"...The thing I have always wanted to say I have no right to and may be so unwanted and I never would wish that. And my greatest fear has always been that my words could possibly cause you further pain which I would never want.
But I am saying it today to you. Forgive me if this is upsetting, please please.
I have always seen you as a mother, to Thomas yes, but in my soul I have always felt you must become a mother to another child, no matter how, no matter from your body or not, from birth or not it has been so strong I have written friends to speak about you and ask their advice. I feel it achingly in my core that your life, that your joy and your path is this, is to find a way to make it happen for you. Through foster or adopt or any other means. And I know that is so easier said than done, I know what you have said about all of it. I do I truly do. I just want you to know I dream about this, it haunts me and I have never understood why it is so, with you, it has never done so with someone else from our land of IF."
I think about this sort of thing a lot. Even still.
I imagine the life I nearly had every time I see a mother lean in to her child to listen to a secret he wants to share, or watch her touch her child with that absent-minded mother-love that makes her need to stroke her daughter's hair without even realizing she's doing it. I feel the emptiness around me so acutely in those fleeting moments when I see so clearly what I'm missing. And I panic in those moments too, knowing that I won't have that kind of connection with anyone.
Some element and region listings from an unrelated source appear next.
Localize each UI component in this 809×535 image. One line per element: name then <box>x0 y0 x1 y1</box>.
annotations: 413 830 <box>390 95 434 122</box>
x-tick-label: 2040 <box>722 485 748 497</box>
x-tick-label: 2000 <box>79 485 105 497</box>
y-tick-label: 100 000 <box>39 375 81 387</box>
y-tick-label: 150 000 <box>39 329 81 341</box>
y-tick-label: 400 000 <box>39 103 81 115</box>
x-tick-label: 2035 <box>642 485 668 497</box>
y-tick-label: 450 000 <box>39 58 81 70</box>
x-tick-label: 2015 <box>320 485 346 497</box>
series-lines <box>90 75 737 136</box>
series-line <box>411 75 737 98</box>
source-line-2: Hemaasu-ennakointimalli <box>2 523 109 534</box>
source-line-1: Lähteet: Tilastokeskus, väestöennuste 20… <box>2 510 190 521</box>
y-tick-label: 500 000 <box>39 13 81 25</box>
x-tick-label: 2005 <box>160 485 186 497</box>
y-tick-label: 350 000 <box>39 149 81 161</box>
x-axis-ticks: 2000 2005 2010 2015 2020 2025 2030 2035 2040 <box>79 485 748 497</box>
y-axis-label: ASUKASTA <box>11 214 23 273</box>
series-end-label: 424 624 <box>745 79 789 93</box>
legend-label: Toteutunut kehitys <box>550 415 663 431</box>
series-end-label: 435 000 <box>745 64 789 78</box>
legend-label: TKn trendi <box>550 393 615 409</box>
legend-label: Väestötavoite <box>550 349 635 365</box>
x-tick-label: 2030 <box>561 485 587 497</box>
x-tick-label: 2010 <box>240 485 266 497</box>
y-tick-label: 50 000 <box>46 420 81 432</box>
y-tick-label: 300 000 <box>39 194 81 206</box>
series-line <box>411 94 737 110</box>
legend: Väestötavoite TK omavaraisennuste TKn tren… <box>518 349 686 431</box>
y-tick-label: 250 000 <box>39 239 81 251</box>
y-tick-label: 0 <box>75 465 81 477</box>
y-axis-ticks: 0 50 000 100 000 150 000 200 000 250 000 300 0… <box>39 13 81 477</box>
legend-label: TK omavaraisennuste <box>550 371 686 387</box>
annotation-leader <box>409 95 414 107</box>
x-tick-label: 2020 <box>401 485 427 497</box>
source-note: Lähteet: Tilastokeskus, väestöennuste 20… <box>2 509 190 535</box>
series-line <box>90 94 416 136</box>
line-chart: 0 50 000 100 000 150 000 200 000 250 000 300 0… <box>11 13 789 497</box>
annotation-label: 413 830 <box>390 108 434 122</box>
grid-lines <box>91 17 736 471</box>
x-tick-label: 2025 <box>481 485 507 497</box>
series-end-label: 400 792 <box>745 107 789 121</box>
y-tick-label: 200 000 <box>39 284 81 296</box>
Ever.
But I also believe that childlessness is the road some people walk - some by choice, some because the choice was made for them.
I'm not walking it to be noble or to take the bullet for someone else. I'm walking it because I have to - because this is where life has lead me and I can't turn around and go back to a different starting point. Not now. Not after everything. I tried to choose a different path, but I kept ending up back on this one - more bloodied and broken each time - and there finally came a moment when I decided to stop fighting against it and accept that this is what was meant to be.
I regret that I was ever put in a position where I had to choose. But I don't regret the choice I made. I have to trust that it was the right one for me and for My Beloved.
I admit that it haunts me too. It probably always will. But I do believe that for us this is how it is supposed to be.
So I've just decided that I'll be a mother in other ways to other people until I'm with my own children again. A universal mother, if you will.
I'll crochet for my friends' babies, I'll listen when someone needs to talk, I'll keep secrets, I'll send cookies to work with My Beloved so he can share them with his co-workers, I'll make homemade birthday cakes, I'll make spaghetti sauce from scratch, I'll dry tears, I'll soothe hurts, I'll offer advice, I'll make things better when I can. And I will always keep tissues, gum, hand sanitizer, and aspirin in my purse.
I can still be a mother in the little ways that mean so much. It's not the same, I know that. But walking this road doesn't mean that I can't still use the mothering instincts that I was born with, or pass the kindness and love that I was shown by my own mother on to others.
Making that choice is easy.
Bleu, thank you so much for your comment. I know it came from a place of love and respect, and so no, it didn't hurt me. In fact, I've been thinking a lot about this whole "universal mother" thing in the last few months, and your words helped. Truly.